I’m new to CUDA, and when comparing the run time of my CUDA sofwtare VS the old plain C version, I did not notice lots of improvement (it was actually slower). I first thought that this was because the matrix operations I do only include relatively small matrix/vectors, but I just found out that the operation that is taking most of the time is the deallocation of the memory !
I can take up to 10 seconds to free an array of 9000000 floats. However, it does this only for the first array, ie if I allocated several of them (allocation is fast, nearly instantaneous) and then free them, the first takes forever to free, and the others are lightning fast !
I allocate the memory using [font=“Courier New”]cudaMalloc((void**)&(storage->data), size * sizeof(float))[/font] and free it using [font=“Courier New”]cudaFree(storage->data)[/font];
What am I doing wrong ?
Thanks in advance for any advice/insight on what my cause this and/or how to solve it !
It is possible that your timing is wrong, so that what you think is time for free() may actually be kernel execution time. In the CUDA runtime API, malloc/free/copy are blocking operations, but kernel launches (and things like CUBLAS function calls) are non blocking. For timing correctness, call cudaThreadSynchronize() after each execution, and the host thread will spinlock until the kernel has finished running. You might find it changes the look of your codes timing/profiling results.
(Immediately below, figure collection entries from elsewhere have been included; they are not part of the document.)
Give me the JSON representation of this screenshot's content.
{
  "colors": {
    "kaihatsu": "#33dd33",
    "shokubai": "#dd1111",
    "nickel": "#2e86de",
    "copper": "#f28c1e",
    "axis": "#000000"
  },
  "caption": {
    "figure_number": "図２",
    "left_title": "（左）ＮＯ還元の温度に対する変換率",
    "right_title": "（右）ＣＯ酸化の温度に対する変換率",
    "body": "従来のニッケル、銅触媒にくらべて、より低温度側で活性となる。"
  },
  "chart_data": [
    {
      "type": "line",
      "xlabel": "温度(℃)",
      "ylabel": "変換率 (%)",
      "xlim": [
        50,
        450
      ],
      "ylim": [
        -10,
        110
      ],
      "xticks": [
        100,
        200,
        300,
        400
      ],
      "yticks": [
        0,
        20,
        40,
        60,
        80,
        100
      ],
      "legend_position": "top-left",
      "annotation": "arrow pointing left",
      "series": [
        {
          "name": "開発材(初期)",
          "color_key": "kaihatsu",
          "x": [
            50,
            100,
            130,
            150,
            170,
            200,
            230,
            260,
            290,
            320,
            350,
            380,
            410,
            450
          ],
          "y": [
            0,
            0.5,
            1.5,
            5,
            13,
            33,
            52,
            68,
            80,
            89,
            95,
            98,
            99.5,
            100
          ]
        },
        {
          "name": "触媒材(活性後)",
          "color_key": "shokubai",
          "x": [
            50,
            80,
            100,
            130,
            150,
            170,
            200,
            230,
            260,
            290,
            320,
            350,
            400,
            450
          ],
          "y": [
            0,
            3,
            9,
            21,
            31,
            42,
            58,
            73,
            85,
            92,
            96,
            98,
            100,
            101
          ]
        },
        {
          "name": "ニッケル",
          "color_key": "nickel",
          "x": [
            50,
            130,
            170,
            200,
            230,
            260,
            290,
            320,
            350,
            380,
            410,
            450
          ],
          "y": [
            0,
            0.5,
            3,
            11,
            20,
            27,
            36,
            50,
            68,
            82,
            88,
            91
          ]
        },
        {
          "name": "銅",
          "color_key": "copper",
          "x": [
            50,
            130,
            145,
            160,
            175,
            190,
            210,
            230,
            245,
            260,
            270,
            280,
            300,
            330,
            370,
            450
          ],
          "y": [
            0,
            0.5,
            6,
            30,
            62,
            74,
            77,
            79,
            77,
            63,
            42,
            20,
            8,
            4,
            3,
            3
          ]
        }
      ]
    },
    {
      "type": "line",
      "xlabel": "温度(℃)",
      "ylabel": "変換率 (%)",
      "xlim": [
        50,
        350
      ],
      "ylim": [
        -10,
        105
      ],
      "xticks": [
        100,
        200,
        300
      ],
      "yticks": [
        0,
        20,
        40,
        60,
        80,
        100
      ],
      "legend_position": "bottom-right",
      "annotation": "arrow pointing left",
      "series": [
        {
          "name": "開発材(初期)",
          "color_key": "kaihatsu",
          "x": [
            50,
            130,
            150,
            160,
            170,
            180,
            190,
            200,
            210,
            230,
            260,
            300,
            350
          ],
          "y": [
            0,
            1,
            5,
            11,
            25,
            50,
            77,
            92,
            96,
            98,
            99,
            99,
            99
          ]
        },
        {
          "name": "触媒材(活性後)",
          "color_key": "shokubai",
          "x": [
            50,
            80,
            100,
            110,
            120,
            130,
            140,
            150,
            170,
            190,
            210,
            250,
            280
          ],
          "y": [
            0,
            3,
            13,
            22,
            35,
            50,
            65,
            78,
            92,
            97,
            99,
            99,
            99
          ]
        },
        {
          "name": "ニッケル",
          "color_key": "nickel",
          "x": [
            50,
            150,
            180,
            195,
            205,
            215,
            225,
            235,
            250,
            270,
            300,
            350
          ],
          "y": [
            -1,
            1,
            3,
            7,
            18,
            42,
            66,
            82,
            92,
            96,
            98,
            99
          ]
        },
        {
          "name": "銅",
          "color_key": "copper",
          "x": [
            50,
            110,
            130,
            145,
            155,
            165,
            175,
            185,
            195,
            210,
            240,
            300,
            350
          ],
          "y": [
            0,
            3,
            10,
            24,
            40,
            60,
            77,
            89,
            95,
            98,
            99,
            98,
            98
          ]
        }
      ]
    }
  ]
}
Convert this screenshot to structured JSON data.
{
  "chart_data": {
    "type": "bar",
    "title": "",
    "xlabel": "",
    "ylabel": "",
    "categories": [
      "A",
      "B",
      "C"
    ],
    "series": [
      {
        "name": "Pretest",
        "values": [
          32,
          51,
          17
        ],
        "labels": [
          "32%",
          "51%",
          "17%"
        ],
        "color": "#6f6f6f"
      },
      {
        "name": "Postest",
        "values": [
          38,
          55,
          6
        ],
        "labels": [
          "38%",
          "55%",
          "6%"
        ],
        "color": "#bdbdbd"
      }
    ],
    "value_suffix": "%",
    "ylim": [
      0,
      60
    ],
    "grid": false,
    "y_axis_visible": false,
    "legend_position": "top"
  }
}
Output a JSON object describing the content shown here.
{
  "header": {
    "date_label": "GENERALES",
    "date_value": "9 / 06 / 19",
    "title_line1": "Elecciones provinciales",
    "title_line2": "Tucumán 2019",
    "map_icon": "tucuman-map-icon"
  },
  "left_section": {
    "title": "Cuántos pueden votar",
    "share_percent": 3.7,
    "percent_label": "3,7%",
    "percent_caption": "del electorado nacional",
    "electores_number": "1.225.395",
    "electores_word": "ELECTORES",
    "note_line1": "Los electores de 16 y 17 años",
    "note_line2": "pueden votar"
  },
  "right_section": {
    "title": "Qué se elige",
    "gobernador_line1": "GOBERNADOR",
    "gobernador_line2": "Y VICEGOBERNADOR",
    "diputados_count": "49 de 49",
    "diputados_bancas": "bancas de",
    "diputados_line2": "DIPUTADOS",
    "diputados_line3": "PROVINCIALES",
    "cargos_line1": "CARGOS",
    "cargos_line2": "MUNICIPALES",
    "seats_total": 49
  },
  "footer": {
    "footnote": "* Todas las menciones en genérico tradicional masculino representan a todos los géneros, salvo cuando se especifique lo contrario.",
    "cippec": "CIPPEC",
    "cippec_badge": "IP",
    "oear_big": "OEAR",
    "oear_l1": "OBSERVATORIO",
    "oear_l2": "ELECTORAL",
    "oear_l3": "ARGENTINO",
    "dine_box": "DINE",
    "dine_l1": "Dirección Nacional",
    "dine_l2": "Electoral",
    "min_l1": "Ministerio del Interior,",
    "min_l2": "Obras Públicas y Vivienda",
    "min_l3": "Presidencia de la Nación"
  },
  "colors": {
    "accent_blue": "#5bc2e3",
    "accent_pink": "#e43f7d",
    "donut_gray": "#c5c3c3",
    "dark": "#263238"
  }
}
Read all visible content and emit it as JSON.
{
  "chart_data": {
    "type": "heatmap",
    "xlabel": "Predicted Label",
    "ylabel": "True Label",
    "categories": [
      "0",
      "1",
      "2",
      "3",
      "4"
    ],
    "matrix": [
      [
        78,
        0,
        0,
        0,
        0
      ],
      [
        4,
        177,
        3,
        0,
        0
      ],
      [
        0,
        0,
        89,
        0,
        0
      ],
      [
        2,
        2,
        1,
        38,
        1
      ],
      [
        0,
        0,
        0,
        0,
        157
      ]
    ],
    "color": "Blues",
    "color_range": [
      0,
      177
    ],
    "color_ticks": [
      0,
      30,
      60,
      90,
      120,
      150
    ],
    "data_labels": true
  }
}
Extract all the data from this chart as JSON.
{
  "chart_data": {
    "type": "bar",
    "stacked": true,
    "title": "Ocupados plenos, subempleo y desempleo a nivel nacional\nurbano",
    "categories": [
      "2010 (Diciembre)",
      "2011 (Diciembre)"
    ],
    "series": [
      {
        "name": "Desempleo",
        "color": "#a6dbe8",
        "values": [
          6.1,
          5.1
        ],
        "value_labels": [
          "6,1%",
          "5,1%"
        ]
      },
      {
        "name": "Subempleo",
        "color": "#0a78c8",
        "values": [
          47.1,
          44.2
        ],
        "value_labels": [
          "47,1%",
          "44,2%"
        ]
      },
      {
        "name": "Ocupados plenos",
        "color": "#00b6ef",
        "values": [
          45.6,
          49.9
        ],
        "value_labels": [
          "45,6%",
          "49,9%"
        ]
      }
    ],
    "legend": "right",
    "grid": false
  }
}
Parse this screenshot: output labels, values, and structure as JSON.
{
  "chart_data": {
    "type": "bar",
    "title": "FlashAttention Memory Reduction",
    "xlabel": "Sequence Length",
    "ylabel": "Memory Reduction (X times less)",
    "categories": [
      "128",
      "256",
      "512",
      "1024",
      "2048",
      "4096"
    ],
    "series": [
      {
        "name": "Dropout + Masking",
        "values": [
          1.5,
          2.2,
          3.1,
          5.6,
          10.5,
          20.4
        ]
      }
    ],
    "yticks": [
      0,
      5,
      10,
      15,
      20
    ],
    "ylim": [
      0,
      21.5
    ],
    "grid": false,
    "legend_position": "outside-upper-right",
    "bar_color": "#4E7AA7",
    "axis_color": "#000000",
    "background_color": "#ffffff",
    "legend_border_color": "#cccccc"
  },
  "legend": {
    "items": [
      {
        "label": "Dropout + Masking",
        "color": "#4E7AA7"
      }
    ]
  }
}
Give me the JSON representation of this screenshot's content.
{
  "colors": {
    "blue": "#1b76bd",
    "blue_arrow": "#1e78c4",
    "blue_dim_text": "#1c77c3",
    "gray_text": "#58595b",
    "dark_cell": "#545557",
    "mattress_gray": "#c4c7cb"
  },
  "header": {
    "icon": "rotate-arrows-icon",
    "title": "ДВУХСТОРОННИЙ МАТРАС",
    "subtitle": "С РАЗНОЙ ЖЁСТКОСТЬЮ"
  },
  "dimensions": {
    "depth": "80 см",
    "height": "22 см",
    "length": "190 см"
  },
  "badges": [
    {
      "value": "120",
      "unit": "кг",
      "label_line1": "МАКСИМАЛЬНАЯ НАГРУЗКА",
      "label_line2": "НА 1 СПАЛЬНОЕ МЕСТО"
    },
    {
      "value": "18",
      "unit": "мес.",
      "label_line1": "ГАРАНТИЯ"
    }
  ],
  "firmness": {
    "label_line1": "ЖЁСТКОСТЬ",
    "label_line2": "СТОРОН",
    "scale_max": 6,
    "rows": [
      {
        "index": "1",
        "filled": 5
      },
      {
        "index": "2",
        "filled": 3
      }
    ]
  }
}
Does this mean that each time I call a kernel, I should call [font=“Courier New”]cudaThreadSynchronize()[/font] afterwards to make sure that all threads are done ? I did not see that in either the programming guide or the SDK samples. Now that I looked again, nearly all kernel calls are followed by a copy, so this may act as the barrier ?
The standard copy functions will act as a barrier, yes (there are also non-blocking asynchronous versions of copy which can be used in some circumstances too). cudaThreadSynchronize isn’t necessary unless you are interested in timing kernels with host side timers. The asynchronous nature of kernel launches can often be exploited to allow the host CPU to be doing something else while the GPU is busy.